Brian Triplett, Visa USA’s senior vice president of emerging product development, told conference attendees the company will launch a pilot program testing the use of cell phones for RFID payments complying with the near-field communication (NFC) specification, which is based on high-frequency technology similar to that used in RFID cards. Visa is partnering with South Korean telecommunications firm SK Telecom on that project.
Additionally, MasterCard provided an update on its PayPass RFID payment platform rollout. Banks have now issued more than 14 million PayPass payment cards and fobs in 15 countries, said Cathleen Conforti, the firm’s senior vice president and global PayPass product manager. This year, she added, the credit-card association is planning an additional 100 pilot programs in 29 countries.Some of the programs will incorporate the use of NFC technology for cell-phone payments. Conforti explained that a pilot program in which employees of the Royal Bank of Scotland were issued PayPass cards to use at eight merchant locations at the bank’s Edinburgh headquarters (see Royal Bank of Scotland Testing RFID Payment Cards) has been moved to a permanent launch.
Conforti provided statistics from a MasterCard research study showing how the PayPass program is driving the types of financial benefits MasterCard and other card organizations have touted since first launching the technology in 2004. She said the study showed increased spending of 19 percent per PayPass account, as compared with accounts for which consumers have only been issued magnetic-stripe cards. It also indicated consumers with PayPass cards or fobs are using them 29 percent more often than those with non-PayPass cards, and that the average transaction size of a PayPass payment is smaller than for transactions made with magnetic stripe cards. Almost 80 percent of PayPass transactions are for purchases $25 or less, which Conforti cited as evidence MasterCard is achieving one of its main goals: displacing cash for small purchases.
Merchant adoption is at the heart of the technology’s success, and according to MasterCard, there are now 51 million merchant locations worldwide that accept PayPass payments.
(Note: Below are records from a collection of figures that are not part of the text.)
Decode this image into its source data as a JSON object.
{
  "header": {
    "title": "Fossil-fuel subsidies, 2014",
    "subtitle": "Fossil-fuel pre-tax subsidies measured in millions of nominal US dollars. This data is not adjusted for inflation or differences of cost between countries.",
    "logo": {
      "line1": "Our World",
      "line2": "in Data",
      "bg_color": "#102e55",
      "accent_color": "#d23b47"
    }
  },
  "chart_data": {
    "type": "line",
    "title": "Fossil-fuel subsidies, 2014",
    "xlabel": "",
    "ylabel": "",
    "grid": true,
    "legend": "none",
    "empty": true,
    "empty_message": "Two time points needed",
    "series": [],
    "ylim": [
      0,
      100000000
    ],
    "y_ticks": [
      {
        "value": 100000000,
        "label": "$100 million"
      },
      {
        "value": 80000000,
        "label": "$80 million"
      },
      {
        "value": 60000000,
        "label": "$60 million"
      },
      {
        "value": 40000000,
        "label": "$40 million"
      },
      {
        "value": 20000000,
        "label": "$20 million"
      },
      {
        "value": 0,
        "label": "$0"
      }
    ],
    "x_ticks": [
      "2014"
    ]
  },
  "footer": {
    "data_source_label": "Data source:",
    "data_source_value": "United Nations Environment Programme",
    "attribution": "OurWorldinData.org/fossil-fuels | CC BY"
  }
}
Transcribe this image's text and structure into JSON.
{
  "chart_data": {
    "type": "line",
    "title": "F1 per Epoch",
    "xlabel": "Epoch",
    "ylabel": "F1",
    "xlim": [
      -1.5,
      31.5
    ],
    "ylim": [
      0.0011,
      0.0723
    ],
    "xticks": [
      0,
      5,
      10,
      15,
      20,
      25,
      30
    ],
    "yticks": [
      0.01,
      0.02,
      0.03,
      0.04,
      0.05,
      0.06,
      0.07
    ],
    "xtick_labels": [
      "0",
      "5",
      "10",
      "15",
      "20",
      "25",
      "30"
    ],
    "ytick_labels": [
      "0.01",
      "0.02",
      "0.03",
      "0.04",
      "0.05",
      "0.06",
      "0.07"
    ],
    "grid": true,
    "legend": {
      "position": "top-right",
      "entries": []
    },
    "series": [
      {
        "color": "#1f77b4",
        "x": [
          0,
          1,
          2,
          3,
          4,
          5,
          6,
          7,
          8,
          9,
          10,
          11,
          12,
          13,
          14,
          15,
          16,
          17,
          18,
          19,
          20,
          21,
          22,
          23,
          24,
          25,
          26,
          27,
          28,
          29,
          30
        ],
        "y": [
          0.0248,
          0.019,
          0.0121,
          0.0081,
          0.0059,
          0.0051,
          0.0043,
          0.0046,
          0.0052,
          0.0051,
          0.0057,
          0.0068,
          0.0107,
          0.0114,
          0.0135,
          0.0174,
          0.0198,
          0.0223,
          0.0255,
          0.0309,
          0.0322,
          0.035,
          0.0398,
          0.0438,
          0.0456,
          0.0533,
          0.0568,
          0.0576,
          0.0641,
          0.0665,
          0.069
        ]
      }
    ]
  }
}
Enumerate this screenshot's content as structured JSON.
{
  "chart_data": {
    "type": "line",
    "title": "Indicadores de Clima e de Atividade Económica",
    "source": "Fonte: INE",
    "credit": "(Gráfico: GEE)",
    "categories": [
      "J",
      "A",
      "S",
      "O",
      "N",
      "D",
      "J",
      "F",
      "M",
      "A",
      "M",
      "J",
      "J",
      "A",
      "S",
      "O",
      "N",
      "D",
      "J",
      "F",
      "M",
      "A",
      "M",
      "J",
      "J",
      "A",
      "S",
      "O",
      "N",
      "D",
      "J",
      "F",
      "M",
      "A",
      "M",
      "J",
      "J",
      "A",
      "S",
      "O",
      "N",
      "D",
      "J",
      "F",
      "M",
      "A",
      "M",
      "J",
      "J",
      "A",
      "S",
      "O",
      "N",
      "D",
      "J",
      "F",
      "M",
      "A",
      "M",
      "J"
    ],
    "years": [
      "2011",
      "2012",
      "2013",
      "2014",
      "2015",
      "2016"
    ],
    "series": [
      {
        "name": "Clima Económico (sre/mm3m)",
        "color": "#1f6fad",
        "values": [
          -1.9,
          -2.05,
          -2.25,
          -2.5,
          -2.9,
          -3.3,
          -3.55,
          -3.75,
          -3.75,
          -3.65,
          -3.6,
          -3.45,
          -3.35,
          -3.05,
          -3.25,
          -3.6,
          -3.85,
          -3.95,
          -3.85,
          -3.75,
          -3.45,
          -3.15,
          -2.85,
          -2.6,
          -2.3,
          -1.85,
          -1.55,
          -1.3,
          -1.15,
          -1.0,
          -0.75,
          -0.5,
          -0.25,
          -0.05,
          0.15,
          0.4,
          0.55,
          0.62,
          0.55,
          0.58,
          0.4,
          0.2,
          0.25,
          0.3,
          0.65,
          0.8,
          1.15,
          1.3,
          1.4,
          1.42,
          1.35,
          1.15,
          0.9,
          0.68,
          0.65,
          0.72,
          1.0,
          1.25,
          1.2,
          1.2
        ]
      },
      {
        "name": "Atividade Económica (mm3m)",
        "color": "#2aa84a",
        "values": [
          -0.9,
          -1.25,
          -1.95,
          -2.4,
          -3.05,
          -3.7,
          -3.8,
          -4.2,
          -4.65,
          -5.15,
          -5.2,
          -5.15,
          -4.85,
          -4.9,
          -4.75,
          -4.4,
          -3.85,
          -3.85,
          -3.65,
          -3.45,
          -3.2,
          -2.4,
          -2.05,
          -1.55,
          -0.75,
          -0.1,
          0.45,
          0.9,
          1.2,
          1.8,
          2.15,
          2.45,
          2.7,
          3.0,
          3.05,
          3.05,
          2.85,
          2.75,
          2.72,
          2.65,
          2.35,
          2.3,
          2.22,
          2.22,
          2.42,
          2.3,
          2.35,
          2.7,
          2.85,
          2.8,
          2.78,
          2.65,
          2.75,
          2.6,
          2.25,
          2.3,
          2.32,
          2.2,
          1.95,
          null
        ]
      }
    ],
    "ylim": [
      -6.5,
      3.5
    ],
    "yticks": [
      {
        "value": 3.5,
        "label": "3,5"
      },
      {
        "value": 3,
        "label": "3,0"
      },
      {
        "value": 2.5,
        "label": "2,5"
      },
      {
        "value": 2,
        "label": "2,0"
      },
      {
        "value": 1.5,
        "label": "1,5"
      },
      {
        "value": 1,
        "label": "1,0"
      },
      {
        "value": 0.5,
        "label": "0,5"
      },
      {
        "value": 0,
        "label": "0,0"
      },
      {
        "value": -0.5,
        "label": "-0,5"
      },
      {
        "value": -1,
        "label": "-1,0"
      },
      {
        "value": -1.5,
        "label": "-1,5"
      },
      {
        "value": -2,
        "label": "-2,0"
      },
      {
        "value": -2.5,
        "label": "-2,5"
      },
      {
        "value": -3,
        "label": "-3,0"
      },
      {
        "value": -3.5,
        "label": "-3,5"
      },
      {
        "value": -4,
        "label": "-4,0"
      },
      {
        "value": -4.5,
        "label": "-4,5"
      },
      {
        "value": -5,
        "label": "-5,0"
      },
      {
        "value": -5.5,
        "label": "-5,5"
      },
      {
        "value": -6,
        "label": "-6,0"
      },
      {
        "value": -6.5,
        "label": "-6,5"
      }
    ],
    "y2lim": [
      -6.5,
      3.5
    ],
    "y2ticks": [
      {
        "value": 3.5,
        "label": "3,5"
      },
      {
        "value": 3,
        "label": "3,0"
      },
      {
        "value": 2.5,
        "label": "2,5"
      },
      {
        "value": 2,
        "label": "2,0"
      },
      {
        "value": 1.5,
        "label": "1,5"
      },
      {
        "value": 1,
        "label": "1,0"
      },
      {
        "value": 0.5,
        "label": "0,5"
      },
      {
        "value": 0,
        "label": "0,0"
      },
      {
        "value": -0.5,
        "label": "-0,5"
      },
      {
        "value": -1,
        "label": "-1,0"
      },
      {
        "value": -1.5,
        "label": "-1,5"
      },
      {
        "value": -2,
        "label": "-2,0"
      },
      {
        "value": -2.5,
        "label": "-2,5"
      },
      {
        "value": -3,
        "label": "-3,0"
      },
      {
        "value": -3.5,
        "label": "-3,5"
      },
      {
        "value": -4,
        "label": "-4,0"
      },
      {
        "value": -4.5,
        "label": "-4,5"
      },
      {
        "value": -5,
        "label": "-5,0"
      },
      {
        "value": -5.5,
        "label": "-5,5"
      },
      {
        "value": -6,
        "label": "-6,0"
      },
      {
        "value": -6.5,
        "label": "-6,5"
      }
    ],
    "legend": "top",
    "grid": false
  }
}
Almost all of these merchants also accept RFID payments made with Visa’s payWave and American Express ExpressPay cards and fobs. What’s more, Discover Financial Services is field-testing its own RFID-enabled credit cards, payment fobs and cell phones with embedded NFC modules (see Discover Rolling Out RFID Payment Platform).
Leigh Malnati, vice president of advanced payments for American Express, did not provide specific data on the number of ExpressPay RFID-enabled cards the company has issued, but noted that the company has seen consistent increases in adoption and usage of its ExpressPay cards and fobs, especially among young cardholders. Malnati added that American Express has taken a different tactic in launching the RFID cards than MasterCard and Visa: It has not done any national advertising, opting instead to use placards and similar advertising vehicles inside merchant locations that already accept ExpressPay.